Os estóicos pensam em como eles podem se tornar melhores a cada dia, como superar os problemas e como transformar esses problemas em oportunidades.

Frases de Sêneca:

“O maior obstáculo à vida é a expectativa, que fica na dependência do amanhã e perde o momento presente. Tu dispões o que está nas mãos da Fortuna, deixas de lado o que está nas tuas. Para onde olhas? Para onde te projetas? Tudo o que há de vir repousa na incerteza. Vive de imediato!”

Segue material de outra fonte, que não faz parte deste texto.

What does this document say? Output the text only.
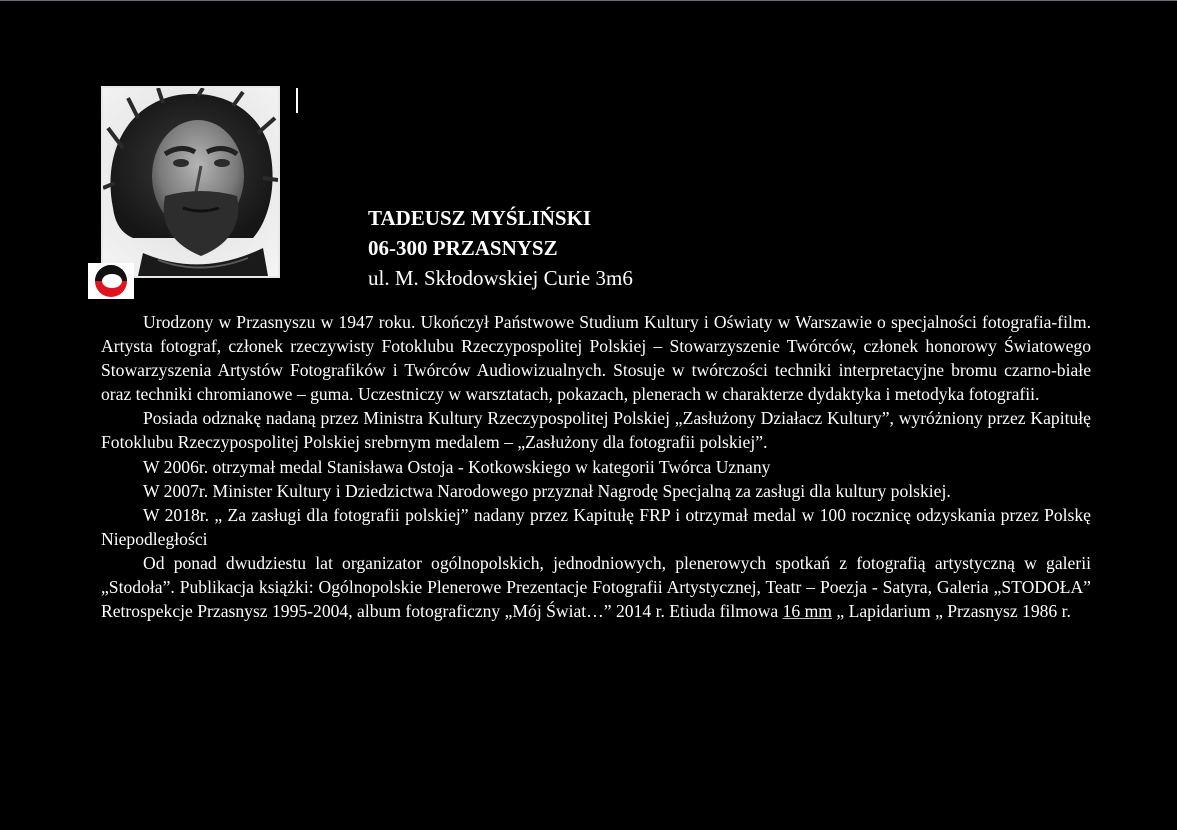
TADEUSZ MYŚLIŃSKI
06-300 PRZASNYSZ
ul. M. Skłodowskiej Curie 3m6

Urodzony w Przasnyszu w 1947 roku. Ukończył Państwowe Studium Kultury i Oświaty w Warszawie o specjalności fotografia-film. Artysta fotograf, członek rzeczywisty Fotoklubu Rzeczypospolitej Polskiej – Stowarzyszenie Twórców, członek honorowy Światowego Stowarzyszenia Artystów Fotografików i Twórców Audiowizualnych. Stosuje w twórczości techniki interpretacyjne bromu czarno-białe oraz techniki chromianowe – guma. Uczestniczy w warsztatach, pokazach, plenerach w charakterze dydaktyka i metodyka fotografii.

Posiada odznakę nadaną przez Ministra Kultury Rzeczypospolitej Polskiej „Zasłużony Działacz Kultury”, wyróżniony przez Kapitułę Fotoklubu Rzeczypospolitej Polskiej srebrnym medalem – „Zasłużony dla fotografii polskiej”.

W 2006r. otrzymał medal Stanisława Ostoja - Kotkowskiego w kategorii Twórca Uznany

W 2007r. Minister Kultury i Dziedzictwa Narodowego przyznał Nagrodę Specjalną za zasługi dla kultury polskiej.

W 2018r. „ Za zasługi dla fotografii polskiej” nadany przez Kapitułę FRP i otrzymał medal w 100 rocznicę odzyskania przez Polskę Niepodległości

Od ponad dwudziestu lat organizator ogólnopolskich, jednodniowych, plenerowych spotkań z fotografią artystyczną w galerii „Stodoła”. Publikacja książki: Ogólnopolskie Plenerowe Prezentacje Fotografii Artystycznej, Teatr – Poezja - Satyra, Galeria „STODOŁA” Retrospekcje Przasnysz 1995-2004, album fotograficzny „Mój Świat…” 2014 r. Etiuda filmowa 16 mm „ Lapidarium „ Przasnysz 1986 r.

“O homem que sofre antes, sofre mais que o necessário”.

“Apressa-te a viver bem e pensa que cada dia é por si só, uma vida”.

“É preciso dizer a verdade apenas a quem está disposto a ouvi-la”.

‘Trabalha como se vivesses para sempre. Ama, como se fosses morrer hoje”.

“A religião é vista pelas pessoas comuns como verdadeira, pelos inteligentes como falsa e pelos governantes como útil”.

“Não é porque certas coisas são difíceis que nós não ousamos, é justamente porque não ousamos que tais coisas são difíceis”.

Sêneca foi portanto, um perfeito exemplo da aplicação de seu conhecimento. Tão atual que hoje, passados mais de 2 mil seus ensinamentos continuam atualíssimos, como constatamos com Eckhart Tolle em seu livro “O Poder do Agora”.

 “Só existe um lugar: Aqui. Só existe um tempo: Agora” (Osho).

“O Paraíso é onde estou” (Voltaire).